Dans son état actuel, "le système judiciaire gambien ne semble pas prêt pour des procès importants", constate le juriste américain Reed Brody, qui a travaillé 18 ans avec les victimes du régime de l'ex-président tchadien (1982-1990) Hissène Habré. Il a fallu 26 ans pour faire juger Hissène Habré, qui a été condamné définitivement le 29 avril à Dakar par un tribunal spécial africain à la prison à vie pour crimes contre l'humanité, crimes de guerre et tortures. "Il ne suffit pas d'avoir des victimes. On doit avoir des gens qui puissent prouver la responsabilité individuelle d'un supérieur", surtout si l'Etat lui-même souhaite poursuivre Jammeh, ajoute Brody, qui s'est récemment rendu en Gambie en compagnies de victimes tchadiennes. Ces arguments ne semblent pas convaincre les victimes gambiennes, qui réclament justice à cor et à cri.

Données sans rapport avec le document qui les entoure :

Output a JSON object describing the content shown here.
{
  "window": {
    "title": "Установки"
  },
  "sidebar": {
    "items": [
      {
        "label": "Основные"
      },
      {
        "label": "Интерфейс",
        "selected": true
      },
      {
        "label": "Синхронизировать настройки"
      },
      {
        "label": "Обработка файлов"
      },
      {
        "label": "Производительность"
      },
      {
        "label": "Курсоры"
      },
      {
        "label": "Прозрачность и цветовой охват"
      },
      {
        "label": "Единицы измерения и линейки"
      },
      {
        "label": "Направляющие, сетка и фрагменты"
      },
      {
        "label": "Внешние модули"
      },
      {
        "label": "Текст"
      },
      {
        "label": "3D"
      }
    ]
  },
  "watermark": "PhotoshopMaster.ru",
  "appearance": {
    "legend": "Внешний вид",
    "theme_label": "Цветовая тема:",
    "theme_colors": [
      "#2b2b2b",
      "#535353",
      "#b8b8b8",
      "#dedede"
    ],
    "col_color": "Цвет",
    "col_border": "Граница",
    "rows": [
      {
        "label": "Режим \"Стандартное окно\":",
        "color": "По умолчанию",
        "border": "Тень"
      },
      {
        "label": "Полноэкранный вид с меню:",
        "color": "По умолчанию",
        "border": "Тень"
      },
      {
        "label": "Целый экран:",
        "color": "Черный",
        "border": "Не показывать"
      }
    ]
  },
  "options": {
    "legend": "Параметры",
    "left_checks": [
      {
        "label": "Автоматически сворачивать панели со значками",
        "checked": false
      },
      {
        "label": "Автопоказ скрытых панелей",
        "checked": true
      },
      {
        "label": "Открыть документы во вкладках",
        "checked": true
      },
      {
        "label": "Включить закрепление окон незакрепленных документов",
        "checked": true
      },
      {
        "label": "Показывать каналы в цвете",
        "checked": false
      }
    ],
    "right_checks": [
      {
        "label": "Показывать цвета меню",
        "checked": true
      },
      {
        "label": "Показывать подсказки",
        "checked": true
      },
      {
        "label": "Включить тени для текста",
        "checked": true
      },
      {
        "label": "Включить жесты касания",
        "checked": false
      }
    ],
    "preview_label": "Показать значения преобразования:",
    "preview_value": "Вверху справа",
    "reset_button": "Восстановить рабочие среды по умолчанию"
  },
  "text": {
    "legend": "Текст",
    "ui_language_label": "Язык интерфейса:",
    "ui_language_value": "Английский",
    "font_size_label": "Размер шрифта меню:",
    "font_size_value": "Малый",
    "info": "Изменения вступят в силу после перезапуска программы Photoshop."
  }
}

Pour Yusupha Mbye, 35 ans, c'est une demande motivée par l'acuité des besoins face aux séquelles des violences. Il a perdu l'usage de ses deux jambes quand, en marge de la répression d'une manifestation d'étudiants par l'armée en 2000 (14 morts), il a été atteint à la colonne vertébrale par une balle perdue.
Depuis, il lutte au quotidien pour payer ses frais médicaux et subvenir aux besoins de sa famille, explique-t-il: "Je veux que le nouveau gouvernement m'aide à me soigner. Je veux d'abord ma santé, et ensuite la justice". D'autres victimes aspirent juste à tourner la page des années d'horreur, comme Malleh Jagne, frère cadet de Lamin Jagne, un des auteurs du coup d'Etat avorté en décembre 2014 contre Yahya Jammeh.
En mars, Malleh a identifié le corps de Lamin, exhumé d'une tombe creusée à la hâte. "Je veux savoir comment mon frère a été tué", cette question "me trouble l'esprit", affirme-t-il à l'AFP.
Il en oublie presque de parler de son cas - il a été torturé par les séides de Yahya Jammeh - et de celui d'un autre de ses frères, Assan, blessé par balle lors de la manifestation des étudiants en 2000. Il faut des procès, confie Malleh Jagne, "si la justice est retardée, la douleur est toujours là".